Вот почему она уставилась на миссис Арбатнот, но не слышала ни единого ее слова. Миссис Арбатнот тоже уставилась на миссис Уилкинс, зачарованная выражением ее лица, преображенного представшей перед мысленным взором картиной, лица как бы освещенного изнутри и трепетного, словно вода на солнечном свету, чуть подернутая рябью легкого ветерка. Если б на вечеринках у миссис Уилкинс было такое лицо, как в этот миг, на нее точно обращали бы внимание.
Так они и смотрели друг на друга: миссис Арбатнот – с интересом, а миссис Уилкинс – с видом человека, которому явилось откровение. Ну конечно. Так это и можно сделать. Она сама, в одиночку, этого позволить себе не сможет, да если бы и могла, у нее не получится поехать самой, но вместе с миссис Арбатнот…
И она наклонилась через стол.
– Почему бы нам не попробовать и не заполучить его? – прошептала она.
Миссис Арбатнот удивилась еще больше.
– Заполучить? – переспросила она.
– Да, – тихонечко произнесла миссис Уилкинс, словно боясь, что ее могут подслушать. – Не просто сидеть и приговаривать «как чудесно», а потом, не шевельнув и пальцем, как всегда, отправиться домой в Хампстед разбираться с ужином и рыбой точно так же, как делали это годами и будем делать годами. На самом деле, – тут миссис Уилкинс покраснела до корней волос, потому что произносимое ею, то, что изливалось из нее, пугало, но остановиться она не могла, – я конца этому не вижу. Этому и нет конца. Так что должен быть перерыв, должны быть перемены – это важно для всех. Да, это совсем не эгоистично – уехать и побыть счастливыми хоть немножко, потому что мы вернемся гораздо более приятными. Понимаете, время от времени всем нужен отдых.
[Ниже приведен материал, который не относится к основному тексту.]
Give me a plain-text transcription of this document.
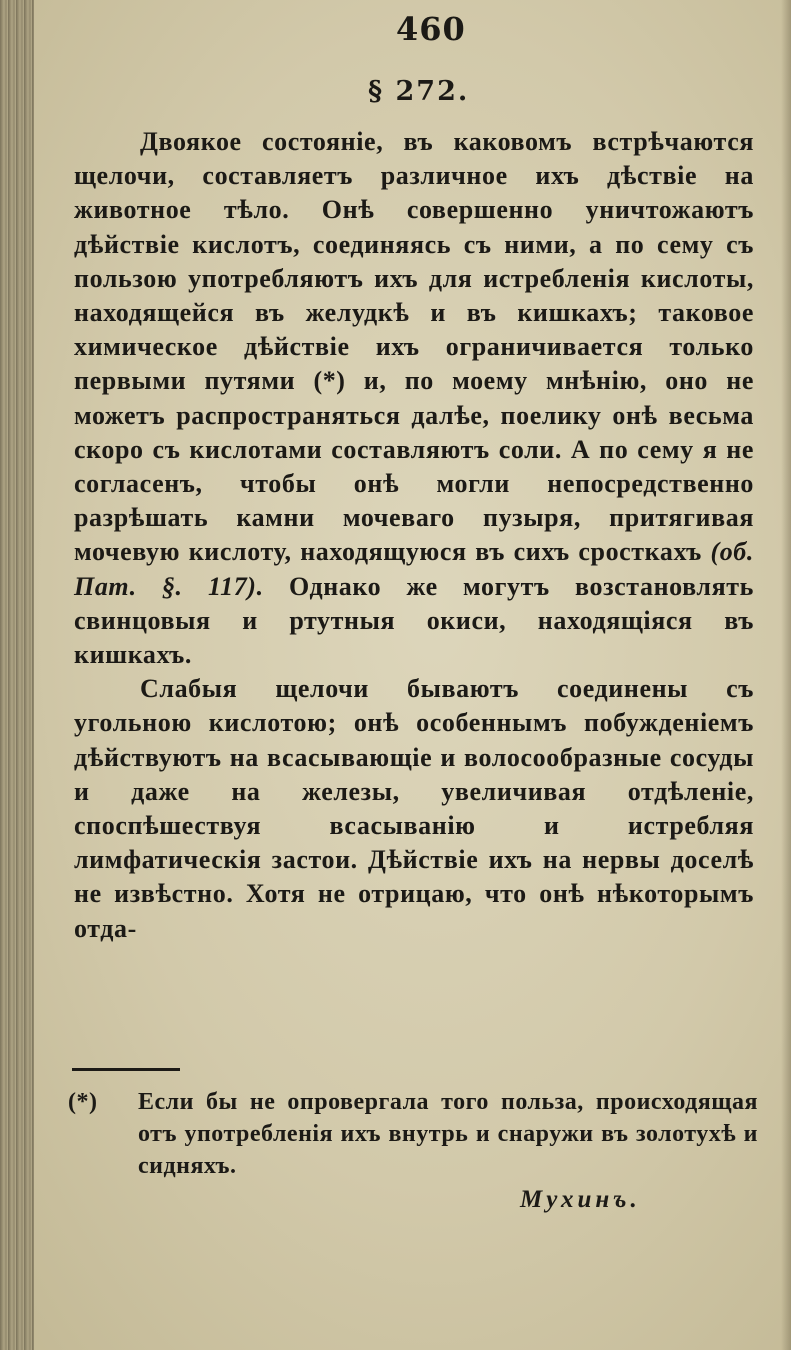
460
§ 272.

Двоякое состояніе, въ каковомъ встрѣчаются щелочи, составляетъ различное ихъ дѣствіе на животное тѣло. Онѣ совершенно уничтожаютъ дѣйствіе кислотъ, соединяясь съ ними, а по сему съ пользою употребляютъ ихъ для истребленія кислоты, находящейся въ желудкѣ и въ кишкахъ; таковое химическое дѣйствіе ихъ ограничивается только первыми путями (*) и, по моему мнѣнію, оно не можетъ распространяться далѣе, поелику онѣ весьма скоро съ кислотами составляютъ соли. А по сему я не согласенъ, чтобы онѣ могли непосредственно разрѣшать камни мочеваго пузыря, притягивая мочевую кислоту, находящуюся въ сихъ сросткахъ (об. Пат. §. 117). Однако же могутъ возстановлять свинцовыя и ртутныя окиси, находящіяся въ кишкахъ.

Слабыя щелочи бываютъ соединены съ угольною кислотою; онѣ особеннымъ побужденіемъ дѣйствуютъ на всасывающіе и волосообразные сосуды и даже на железы, увеличивая отдѣленіе, споспѣшествуя всасыванію и истребляя лимфатическія застои. Дѣйствіе ихъ на нервы доселѣ не извѣстно. Хотя не отрицаю, что онѣ нѣкоторымъ отда-

(*) Если бы не опровергала того польза, происходящая отъ употребленія ихъ внутрь и снаружи въ золотухѣ и сидняхъ.

Мухинъ.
– Но что вы имеете в виду, что значит – заполучить его? – спросила миссис Арбатнот.
– Взять, – сказала миссис Уилкинс.
– Взять?
– Нанять. Снять. Арендовать.
– Но… Вы имеете в виду, вы и я?
– Да. На двоих. Совместно. Тогда это обойдется каждой только в полцены… А вы выглядите так… Вы выглядите так, будто хотели бы этого так же, как и я, как если бы вам тоже требовалось отдохнуть, чтобы что-то хорошее случилось и с вами.
– О, но ведь мы совсем друг друга не знаем!
– Но только подумайте, как замечательно было бы, если бы мы с вами уехали на месяц! У меня есть сбережения на черный день, подумайте…
«Она не в себе», – подумала миссис Арбатнот, при этом чувствуя странное волнение.
– Только представьте, уехать на целый месяц, от всего, в рай…
«Не следовало бы ей говорить такие вещи, – думала миссис Арбатнот. – Викарий бы…» И все же что-то в ней всколыхнулось. Правда, как чудесно было бы отдохнуть, сделать перерыв.
Привычка, однако, ее отрезвила, а годы общения с бедняками подсказали слова, которые она произнесла с сочувственным превосходством человека, который умеет объяснять все, что нуждается в объяснении:
– Но, видите ли, рай – это не где-то там, где нас нет. Он здесь и сейчас. Так нас учат.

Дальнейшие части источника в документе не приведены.